What are the differences between traditional solar cells and PERC solar cells from the perspective of structure:
The figure below shows a cross-section of a typical solar cell built-in module. These are the layers, from top to bottom.
1. Positive contact 2. Anti-reflective glass 3. Negative (N type) silicon layer 4. Positive (P type) silicon layer 5. Back field (BSF) 6. Rear contact
The following figure displays a profile of the PERC solar cell built into the module. These are the layers, from top to bottom.
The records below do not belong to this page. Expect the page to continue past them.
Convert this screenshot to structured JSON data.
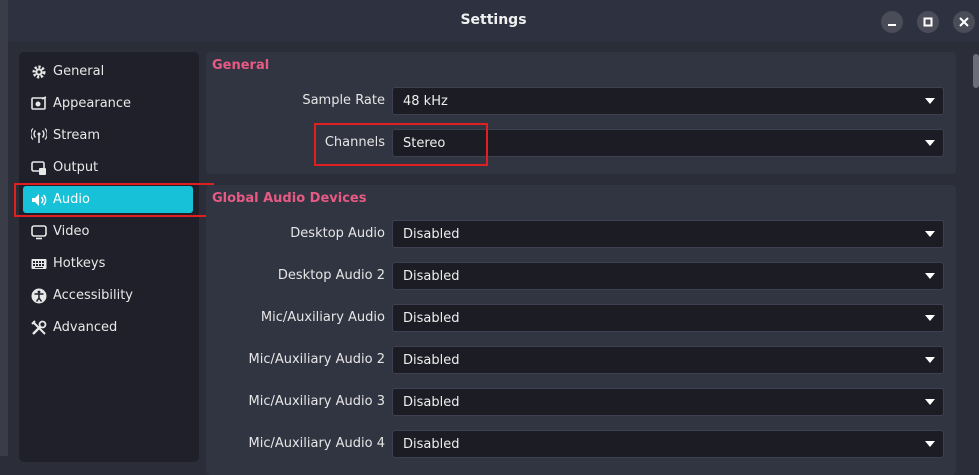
{
  "window": {
    "title": "Settings"
  },
  "sidebar": {
    "items": [
      {
        "label": "General",
        "icon": "gear-icon"
      },
      {
        "label": "Appearance",
        "icon": "appearance-icon"
      },
      {
        "label": "Stream",
        "icon": "broadcast-icon"
      },
      {
        "label": "Output",
        "icon": "output-icon"
      },
      {
        "label": "Audio",
        "icon": "speaker-icon",
        "active": true
      },
      {
        "label": "Video",
        "icon": "monitor-icon"
      },
      {
        "label": "Hotkeys",
        "icon": "keyboard-icon"
      },
      {
        "label": "Accessibility",
        "icon": "accessibility-icon"
      },
      {
        "label": "Advanced",
        "icon": "tools-icon"
      }
    ],
    "active_color": "#17c1d8"
  },
  "general": {
    "title": "General",
    "sample_rate": {
      "label": "Sample Rate",
      "value": "48 kHz"
    },
    "channels": {
      "label": "Channels",
      "value": "Stereo"
    }
  },
  "devices": {
    "title": "Global Audio Devices",
    "rows": [
      {
        "label": "Desktop Audio",
        "value": "Disabled"
      },
      {
        "label": "Desktop Audio 2",
        "value": "Disabled"
      },
      {
        "label": "Mic/Auxiliary Audio",
        "value": "Disabled"
      },
      {
        "label": "Mic/Auxiliary Audio 2",
        "value": "Disabled"
      },
      {
        "label": "Mic/Auxiliary Audio 3",
        "value": "Disabled"
      },
      {
        "label": "Mic/Auxiliary Audio 4",
        "value": "Disabled"
      }
    ]
  },
  "colors": {
    "section_title": "#e85a83",
    "highlight_box": "#e02020"
  }
}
1. Positive contact 2. Anti-reflective glass 3. Negative (N type) silicon layer 4. Positive (P type) silicon layer 5. Local surface region
6. Passivation layer 7. Dielectric capping layer 8. Rear contact
The main problem with this technique is a problem called light-induced degradation (LID), which occurs in all silicon solar cells, but may be notably pronounced in PERC cells. LID occurs when boron and oxygen from the positive silicon layer mix, usually resulting in a small, immediate reduction in generating capacity.
Another problem that can arise in all silicon solar cells is called potential-induced degradation (PID), which occurs when there is a potential difference between the cells and materials of the solar module and the ground. This is also apparent in PERC.
These are also essential, pointing out why PERC didn't catch on when it was originally developed in the 80s.